Entwickler stürzten sich darauf: kostenloser Zugang, ein riesiges Kontextfenster, multimodale Fähigkeiten, Tool-Nutzung und starke Ergebnisse in Coding-Benchmarks machten das Modell besonders attraktiv. Laut OpenRouter-Daten stieg die Nutzung von 27 Millionen Anfragen am ersten Tag auf 79 Millionen Anfragen nur vier Tage später. Das tägliche Token-Volumen kletterte von 2 Billionen auf 5,8 Billionen Token. Ein ungeprüfter Benchmark mit einem angeblichen Score von 80%, der Ox Alpha vor Claude Fable 5 und GPT 5.6 Sol platzierte, verbreitete sich ebenfalls rasant. Ein späterer, umfassenderer Test mit 113 Aufgaben zeigte jedoch ein deutlich moderateres Ergebnis von 58,4%.
Währenddessen wurden alle Prompts und Outputs an einen Betreiber übermittelt, dessen Identität niemand kannte. Zunächst wusste niemand, wer dahintersteckte oder wohin die Nutzerdaten gingen.
Inzwischen hat Z.ai gegenüber Bloomberg bestätigt, dass Ox Alpha eine neue Variante seiner GLM-Modellfamilie ist. Damit ist das Rätsel gelöst. Gleichzeitig wurde bestätigt, dass Nutzerdaten – darunter Prompts, Quellcode und Modell-Outputs – tagelang an ein chinesisches Unternehmen übermittelt wurden, bevor die Nutzer überhaupt wussten, wer dahintersteckte. Und das ist nicht das erste Mal. Z.ai testete bereits im Februar ein früheres GLM-Modell anonym.
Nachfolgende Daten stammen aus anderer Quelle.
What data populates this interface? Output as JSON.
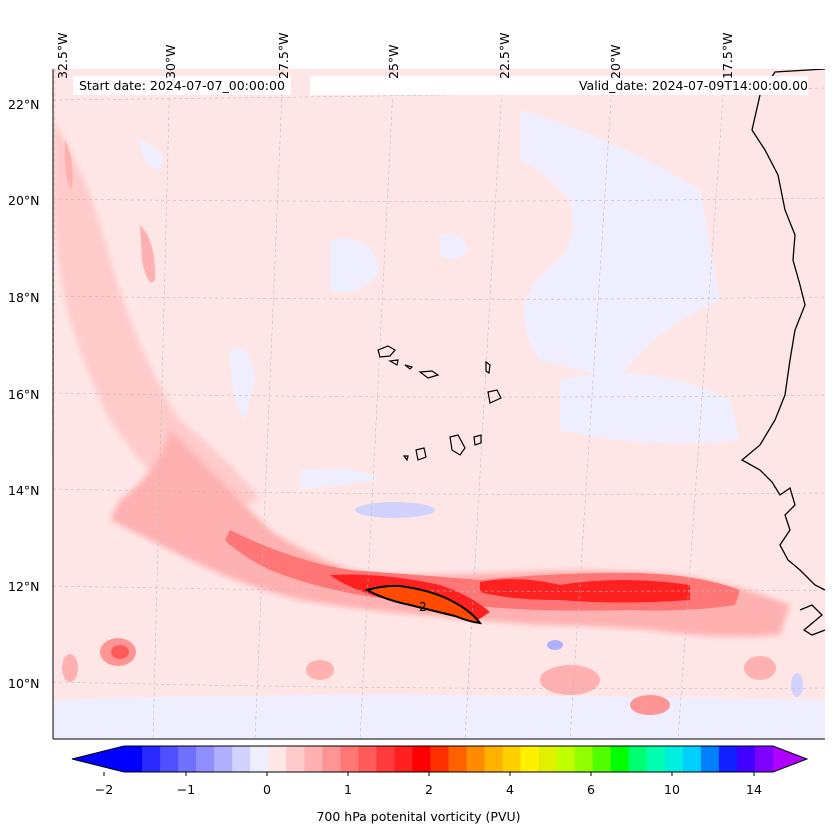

Auch OpenAI, xAI, Mistral, und Xiaomi haben diese Strategie bereits genutzt. Z.ai zufolge sollen die Modellgewichte veröffentlicht und der gehostete Zugang für eine Woche kostenlos bleiben. Wie die zukünftige Preisgestaltung aussehen wird, ist noch offen.
Kostenlos und beeindruckend bedeuten nicht automatisch sicher. Kostenloser Zugang kann die Einstiegshürde für Experimente senken – aber gleichzeitig auch die Hürde für eine versehentliche Datenpreisgabe. Bevor du vertraulichen Quellcode oder Unternehmensdaten durch ein nicht identifiziertes KI-Modell laufen lässt, solltest du zwei Fragen stellen:
👉 Wer steckt dahinter?
👉 Wohin gehen meine Daten?
Würdest du ein anonymes KI-Modell mit dem Quellcode deines Unternehmens testen?